Page 43 of Take Her
And then thirty goddamned seconds later he burst back out. “Why were you late?” he demanded.
I blinked, utterly disarmed. “I had a bad morning.”
“Why?” he pressed.
“I—I just overslept.” He kept staring at me strangely, and I was suddenly worried that he could really see me—the real me that lived underneath my designer clothes and my makeup and my long sleeves, the me that’d been hiding in her bed half the night talking herself out of doing something stupid, like taking a knife from her kitchen and cutting at herself or other things she owned.
I had coping skills.
It was just that they were woefully inadequate.
I closed my eyes for a moment, trying to center myself, and was surprised to find him there still when I reopened them.
“Don’t let it happen again,” he said. But his tone was kinder now, even if his gaze was not.
“I won’t, sir,” I apologized bashfully, and he nodded once, before really leaving me alone.
19
RHAIM
“Why were you late?” I mocked myself, quietly, after sitting behind my desk and turning the chair so that I could look out the floor to ceiling tinted window that viewed the city’s skyline.
Why the fuck was I pretending to give a shit what had happened to her?
Maybe because I actually did.
I closed my eyes and growled at myself. I had actual business to conduct, now that I was certain the FBI wasn’t closing in, and I’d done myself no favors taking off all last week—but something had happened to her, and I didn’t think it was just that she’d stayed up too late reading.
I still wasn’t a hundred percent sure why Lia sicced a PI on me. I believed the man that he didn’t truly know, and he was too potentially useful to me currently for me to rat myself out by asking her.
But if she wasn’t going to try to blackmail me, and she wasn’t working for a letter agency, I found all of the other options worrisome.
In an attempt to understand her last night, I’d pored over every single fucking thing she’d put online, and between that and Sable’s information today, I’d pieced together the life of a girl woefully out of sync: with her age, with her peers, with her location. I’d met sixteen-year-olds—on the street, not in the bedroom—with more venom and capabilities in them than it seemed she possessed.
I would say she was sheltered, but her entire life attested otherwise. Her father’s reputation and money had thrown her into the deep end, but instead of it making her wicked or cunning...she’d simply just drowned.
Which would explain why she was always looking at me with those amber save me eyes.

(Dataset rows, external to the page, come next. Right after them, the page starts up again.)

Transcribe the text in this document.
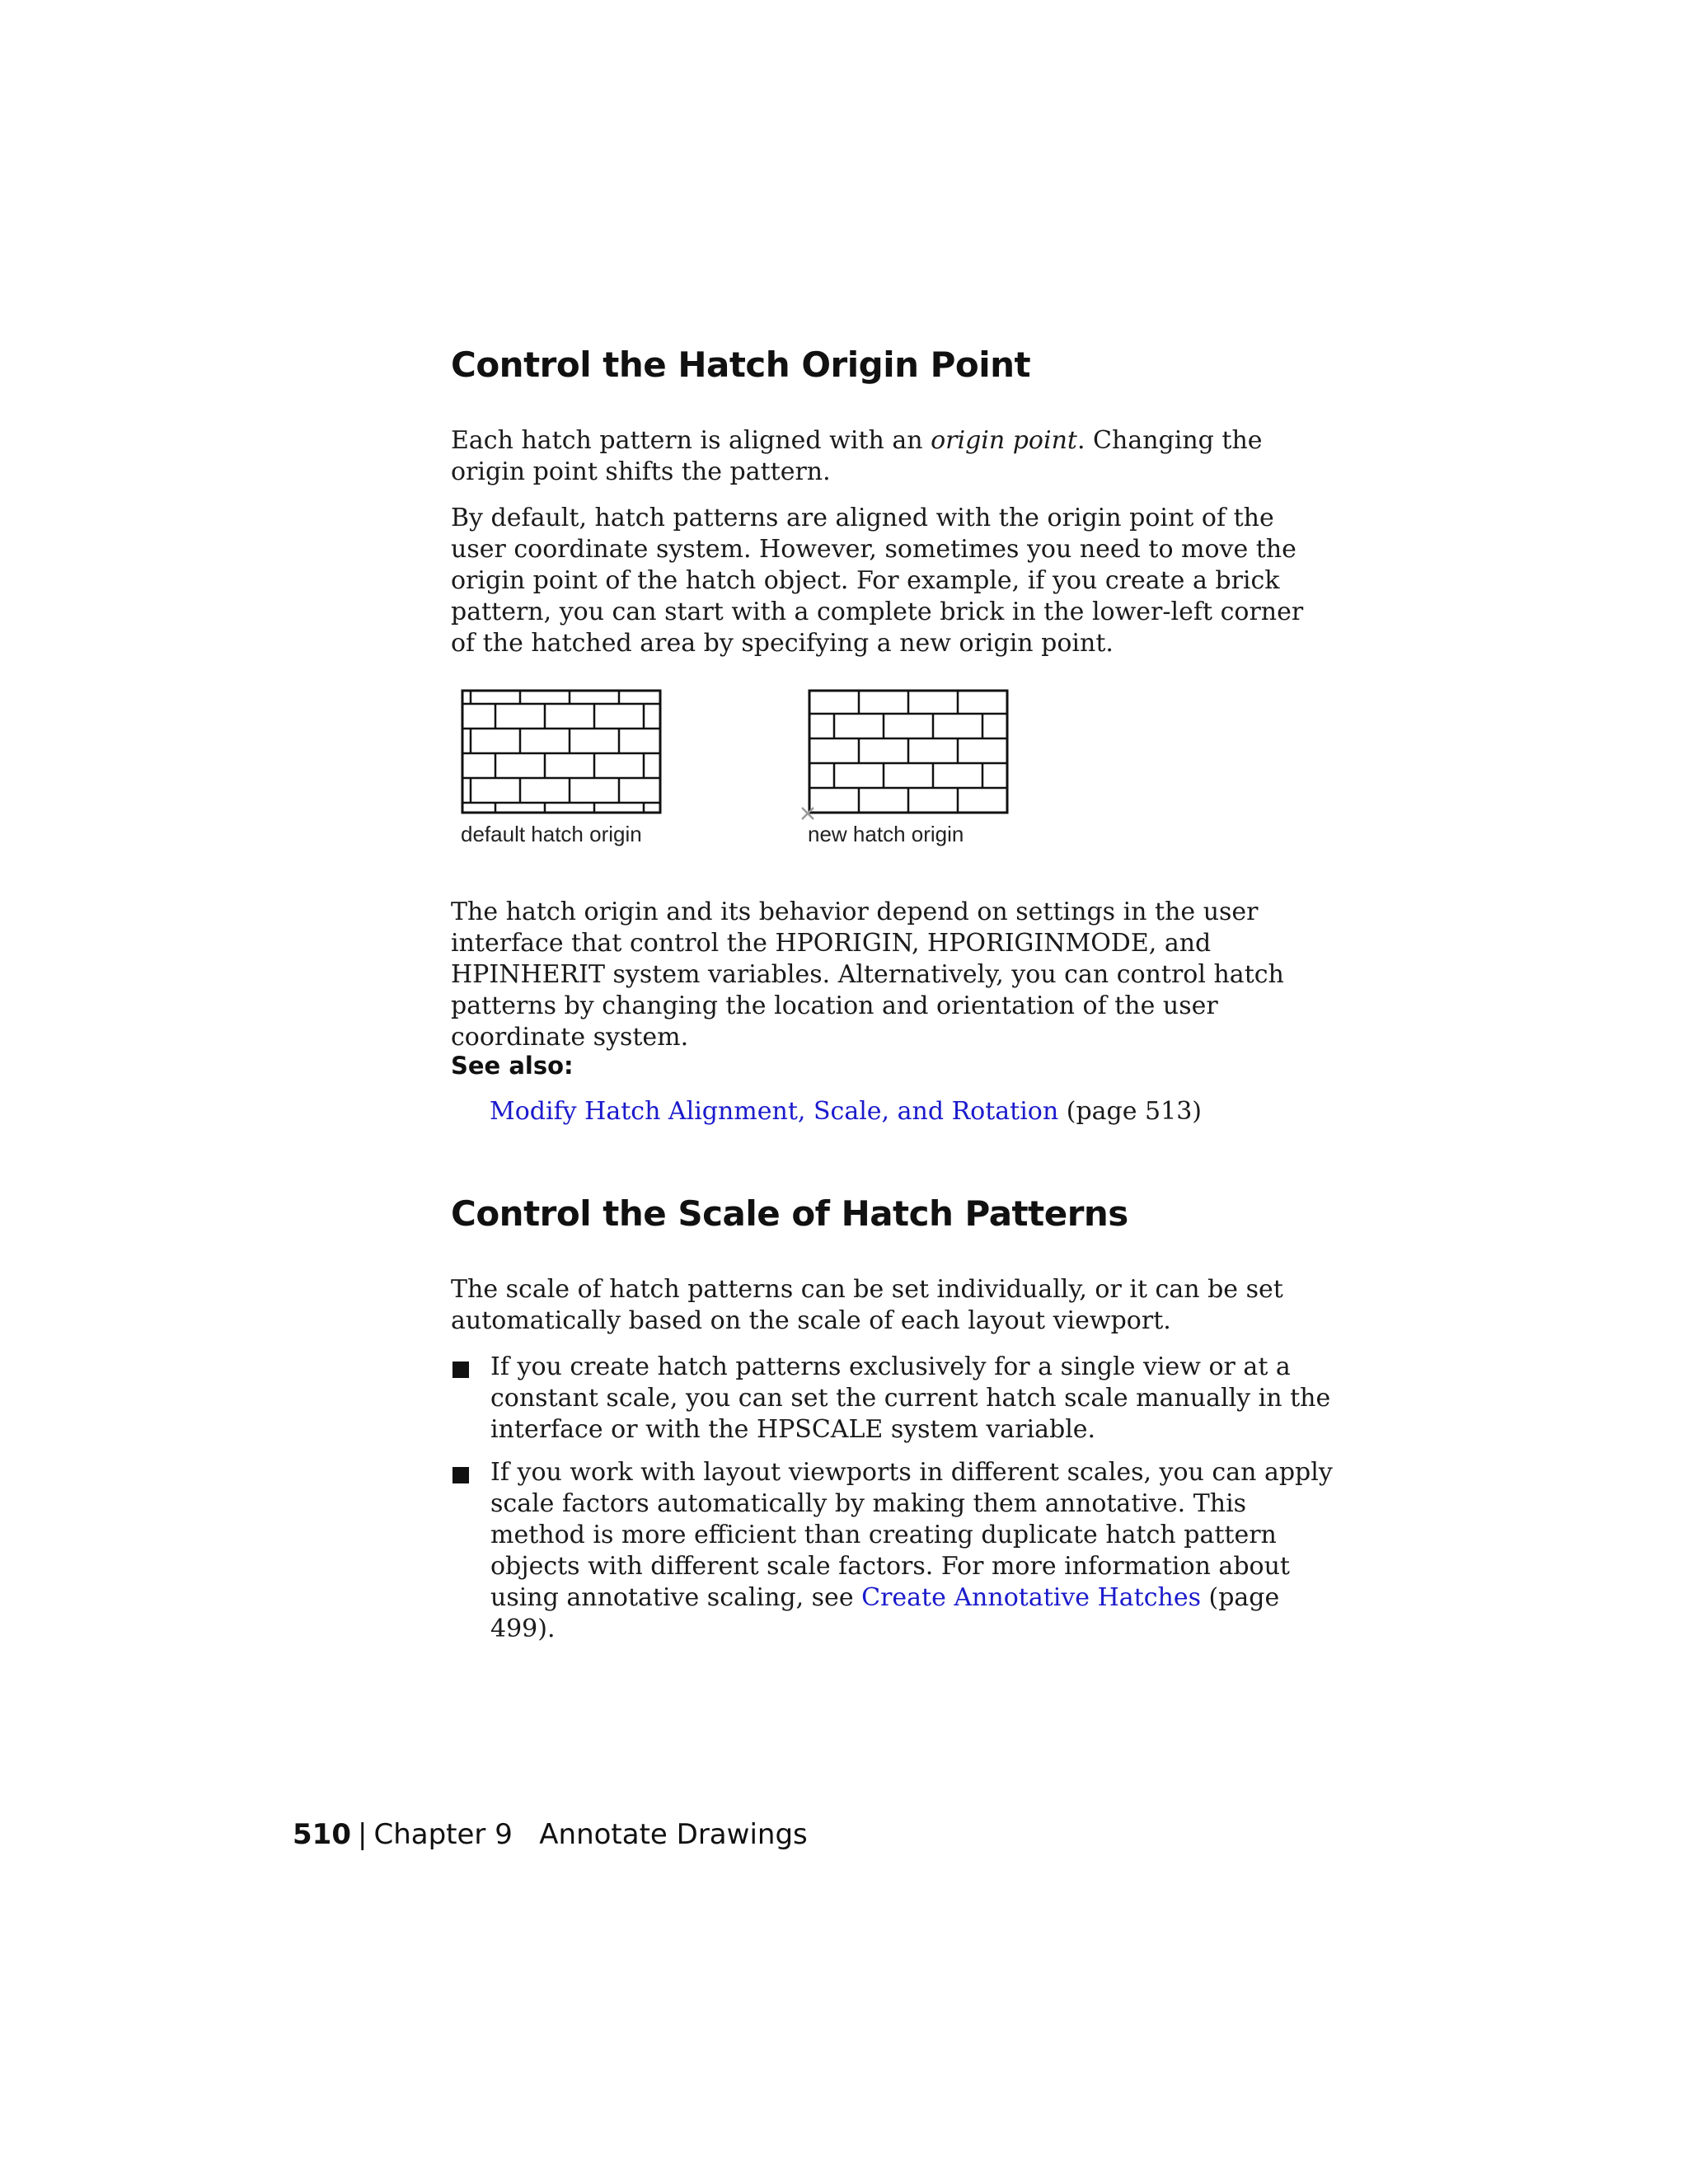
Control the Hatch Origin Point

Each hatch pattern is aligned with an origin point. Changing the origin point shifts the pattern.

By default, hatch patterns are aligned with the origin point of the user coordinate system. However, sometimes you need to move the origin point of the hatch object. For example, if you create a brick pattern, you can start with a complete brick in the lower-left corner of the hatched area by specifying a new origin point.

default hatch origin	new hatch origin

The hatch origin and its behavior depend on settings in the user interface that control the HPORIGIN, HPORIGINMODE, and HPINHERIT system variables. Alternatively, you can control hatch patterns by changing the location and orientation of the user coordinate system.

See also:

Modify Hatch Alignment, Scale, and Rotation (page 513)

Control the Scale of Hatch Patterns

The scale of hatch patterns can be set individually, or it can be set automatically based on the scale of each layout viewport.

If you create hatch patterns exclusively for a single view or at a constant scale, you can set the current hatch scale manually in the interface or with the HPSCALE system variable.
If you work with layout viewports in different scales, you can apply scale factors automatically by making them annotative. This method is more efficient than creating duplicate hatch pattern objects with different scale factors. For more information about using annotative scaling, see Create Annotative Hatches (page 499).
510 | Chapter 9 Annotate Drawings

They were somehow an even worse temptation than her small high breasts and the curve of her full lower lip.
But save her from what? From a life of luxury and attention? From all the comfort that money and the Ferreo name could buy?
I didn’t understand—and I wasn’t sure I wanted to.
Because when I’d come back to the office and seen her looking fragile, it did bad things to me.
Primarily, it made me jealous that someone else had beaten me to hurting her, although hurting was perhaps not the best verb.
After all, did clay hurt when it was molded?
Did carbon hurt, when pressure and heat made it shine?
No.
What I wanted—and what was a particularly bad idea, seeing as it was Nero’s daughter we were talking about here—was the opportunity to control her.
Especially as I ought to know better—because I’d done that once before, and it was why Isabelle had died.
I’d timed Isabelle’s cycles, then took her on a trip to a remote island in Mauritius and threw her birth control away. I wanted kids, and I knew we could afford the best of everything, nannies, schools, help—so I’d decided it was time. She was so pissed she couldn’t stand looking at me for two days, but after that, when she knew I wouldn’t budge, and how I’d kidnap her for longer if I had to, her anger faded and we spent three weeks having the intense, madly personal fucking that came from knowing you were doing it for a reason—that each time you thrust, you were binding yourself to someone else for life. We made love every day, beneath the mosquito netting on our bed, against the walls of our cabin, even out in the ocean, but if we did, I’d take her roughly again once we were on the shore, where the water couldn’t wash me away from her.